Elément incontournable du coup d’Etat de 68, le capitaine livre ses souvenirs « Le jour du coup d’Etat, quand les soldats se sont rassemblés l’arme au poing je leur ai dit : nous avons décidé de renverser le gouvernement. Kati a déjà commencé le coup d’Etat. Nous sommes en retard. La limite d’âge, votre pension, ce sont les armes que vous avez en mains. Ça dépendra de l’utilisation de vos armes. Aujourd’hui plus de limite d’âge et la pension est à votre main. Quels sont ceux qui ne sont pas d’accord pour ce coup d’Etat ? ».
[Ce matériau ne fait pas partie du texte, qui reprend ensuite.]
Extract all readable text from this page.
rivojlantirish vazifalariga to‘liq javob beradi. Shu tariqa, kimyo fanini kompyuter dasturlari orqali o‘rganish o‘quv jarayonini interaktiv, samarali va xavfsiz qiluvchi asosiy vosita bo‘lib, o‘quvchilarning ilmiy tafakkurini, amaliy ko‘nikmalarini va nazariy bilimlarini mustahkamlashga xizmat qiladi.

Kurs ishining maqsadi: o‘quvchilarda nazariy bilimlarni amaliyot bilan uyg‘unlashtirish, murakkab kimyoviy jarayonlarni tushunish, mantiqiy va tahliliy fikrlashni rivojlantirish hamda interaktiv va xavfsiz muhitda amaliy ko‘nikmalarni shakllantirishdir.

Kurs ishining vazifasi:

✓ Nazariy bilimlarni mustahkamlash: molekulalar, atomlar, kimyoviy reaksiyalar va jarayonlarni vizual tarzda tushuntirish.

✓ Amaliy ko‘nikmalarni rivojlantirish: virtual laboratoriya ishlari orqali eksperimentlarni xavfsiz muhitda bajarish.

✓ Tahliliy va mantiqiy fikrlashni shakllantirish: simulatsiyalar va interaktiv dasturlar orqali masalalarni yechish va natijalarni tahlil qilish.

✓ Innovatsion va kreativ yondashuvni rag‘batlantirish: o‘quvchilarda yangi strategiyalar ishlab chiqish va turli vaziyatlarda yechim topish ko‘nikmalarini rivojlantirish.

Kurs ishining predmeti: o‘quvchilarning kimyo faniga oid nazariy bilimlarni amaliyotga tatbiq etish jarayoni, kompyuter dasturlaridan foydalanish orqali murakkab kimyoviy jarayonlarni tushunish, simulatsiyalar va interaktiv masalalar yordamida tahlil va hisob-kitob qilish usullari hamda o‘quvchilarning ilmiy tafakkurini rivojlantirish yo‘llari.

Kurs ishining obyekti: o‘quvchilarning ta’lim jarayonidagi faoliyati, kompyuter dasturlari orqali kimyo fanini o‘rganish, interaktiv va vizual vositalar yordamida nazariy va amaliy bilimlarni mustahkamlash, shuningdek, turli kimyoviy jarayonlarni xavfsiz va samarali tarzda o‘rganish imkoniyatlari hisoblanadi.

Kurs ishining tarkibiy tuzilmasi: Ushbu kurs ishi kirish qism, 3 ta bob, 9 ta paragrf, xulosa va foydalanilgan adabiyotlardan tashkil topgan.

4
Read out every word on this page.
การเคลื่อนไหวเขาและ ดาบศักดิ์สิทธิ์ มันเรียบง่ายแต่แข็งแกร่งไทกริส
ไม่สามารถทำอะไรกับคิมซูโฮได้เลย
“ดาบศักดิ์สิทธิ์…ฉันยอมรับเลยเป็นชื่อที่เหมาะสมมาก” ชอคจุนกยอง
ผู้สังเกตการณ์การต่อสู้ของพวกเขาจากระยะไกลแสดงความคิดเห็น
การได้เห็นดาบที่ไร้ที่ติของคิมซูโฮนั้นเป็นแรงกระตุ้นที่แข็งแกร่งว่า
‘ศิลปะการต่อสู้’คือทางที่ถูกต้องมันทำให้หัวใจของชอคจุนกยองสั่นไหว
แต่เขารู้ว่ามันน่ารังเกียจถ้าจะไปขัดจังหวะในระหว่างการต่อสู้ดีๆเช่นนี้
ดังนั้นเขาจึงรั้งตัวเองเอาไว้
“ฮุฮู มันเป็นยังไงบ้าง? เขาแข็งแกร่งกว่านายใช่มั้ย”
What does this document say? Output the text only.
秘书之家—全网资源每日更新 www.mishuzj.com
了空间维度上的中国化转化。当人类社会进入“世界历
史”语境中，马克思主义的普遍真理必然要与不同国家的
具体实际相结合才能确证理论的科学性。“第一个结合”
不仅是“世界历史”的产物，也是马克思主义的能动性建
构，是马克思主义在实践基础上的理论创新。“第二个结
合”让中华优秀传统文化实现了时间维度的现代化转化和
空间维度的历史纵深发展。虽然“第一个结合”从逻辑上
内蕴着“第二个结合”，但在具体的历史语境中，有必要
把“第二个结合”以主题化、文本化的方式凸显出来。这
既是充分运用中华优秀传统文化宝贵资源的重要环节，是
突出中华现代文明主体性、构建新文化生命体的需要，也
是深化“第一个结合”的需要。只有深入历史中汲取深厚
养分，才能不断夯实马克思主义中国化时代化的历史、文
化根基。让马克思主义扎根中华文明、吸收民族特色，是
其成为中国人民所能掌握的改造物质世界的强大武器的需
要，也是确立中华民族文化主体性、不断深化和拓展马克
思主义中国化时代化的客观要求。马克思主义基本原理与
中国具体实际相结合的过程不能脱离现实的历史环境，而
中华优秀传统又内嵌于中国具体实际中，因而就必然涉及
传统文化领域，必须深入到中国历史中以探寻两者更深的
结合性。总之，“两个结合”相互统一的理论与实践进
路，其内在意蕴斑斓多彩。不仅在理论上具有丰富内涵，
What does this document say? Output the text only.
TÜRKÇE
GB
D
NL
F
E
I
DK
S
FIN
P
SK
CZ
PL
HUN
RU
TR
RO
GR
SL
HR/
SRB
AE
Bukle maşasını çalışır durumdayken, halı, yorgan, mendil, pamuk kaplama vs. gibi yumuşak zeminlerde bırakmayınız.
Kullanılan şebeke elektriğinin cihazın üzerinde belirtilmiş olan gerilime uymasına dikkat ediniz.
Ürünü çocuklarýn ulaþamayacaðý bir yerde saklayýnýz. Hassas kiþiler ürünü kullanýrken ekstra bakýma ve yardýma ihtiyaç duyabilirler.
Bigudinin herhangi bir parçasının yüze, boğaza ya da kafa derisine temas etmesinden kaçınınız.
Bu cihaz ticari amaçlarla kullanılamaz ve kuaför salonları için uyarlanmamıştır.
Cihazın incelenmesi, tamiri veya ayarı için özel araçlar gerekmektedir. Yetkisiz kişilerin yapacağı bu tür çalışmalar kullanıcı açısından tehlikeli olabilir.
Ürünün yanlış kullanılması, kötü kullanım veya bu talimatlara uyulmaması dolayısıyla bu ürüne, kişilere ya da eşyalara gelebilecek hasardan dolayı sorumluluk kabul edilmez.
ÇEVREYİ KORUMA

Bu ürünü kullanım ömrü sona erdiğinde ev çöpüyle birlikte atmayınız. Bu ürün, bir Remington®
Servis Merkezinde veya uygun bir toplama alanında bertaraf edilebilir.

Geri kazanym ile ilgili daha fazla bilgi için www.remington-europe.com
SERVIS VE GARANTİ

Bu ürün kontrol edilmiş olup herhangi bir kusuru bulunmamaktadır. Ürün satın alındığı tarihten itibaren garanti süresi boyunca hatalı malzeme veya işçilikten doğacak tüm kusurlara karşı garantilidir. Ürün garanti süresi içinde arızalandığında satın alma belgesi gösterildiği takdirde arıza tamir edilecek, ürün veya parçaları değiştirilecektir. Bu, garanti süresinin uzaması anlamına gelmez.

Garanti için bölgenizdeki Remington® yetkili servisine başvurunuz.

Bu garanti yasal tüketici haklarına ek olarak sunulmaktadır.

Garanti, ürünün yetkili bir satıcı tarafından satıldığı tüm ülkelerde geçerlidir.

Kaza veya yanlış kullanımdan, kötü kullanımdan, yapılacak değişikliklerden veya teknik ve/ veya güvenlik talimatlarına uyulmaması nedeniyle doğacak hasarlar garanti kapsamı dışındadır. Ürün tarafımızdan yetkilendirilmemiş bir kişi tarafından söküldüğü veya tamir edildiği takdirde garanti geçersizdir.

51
Il a été celui qui a vu mourir Modibo Kéita. « Un jour le soldat qui lui apportait ses repas est venu précipitamment me voir pour dire que Modibo était tombé au pied de son lit. J’ai couru pour aller dans sa cellule. Il bavait ? Je l’ai pris, j’ai dit au soldat : aide-moi. Nous l’avons couché dans son lit. J’ai pris une serviette pour essuyer la bave. Je lui ai posé la question : qu’est-ce que tu as ? » Ces passages montrent à quel point le capitaine était important dans le dispositif des militaires.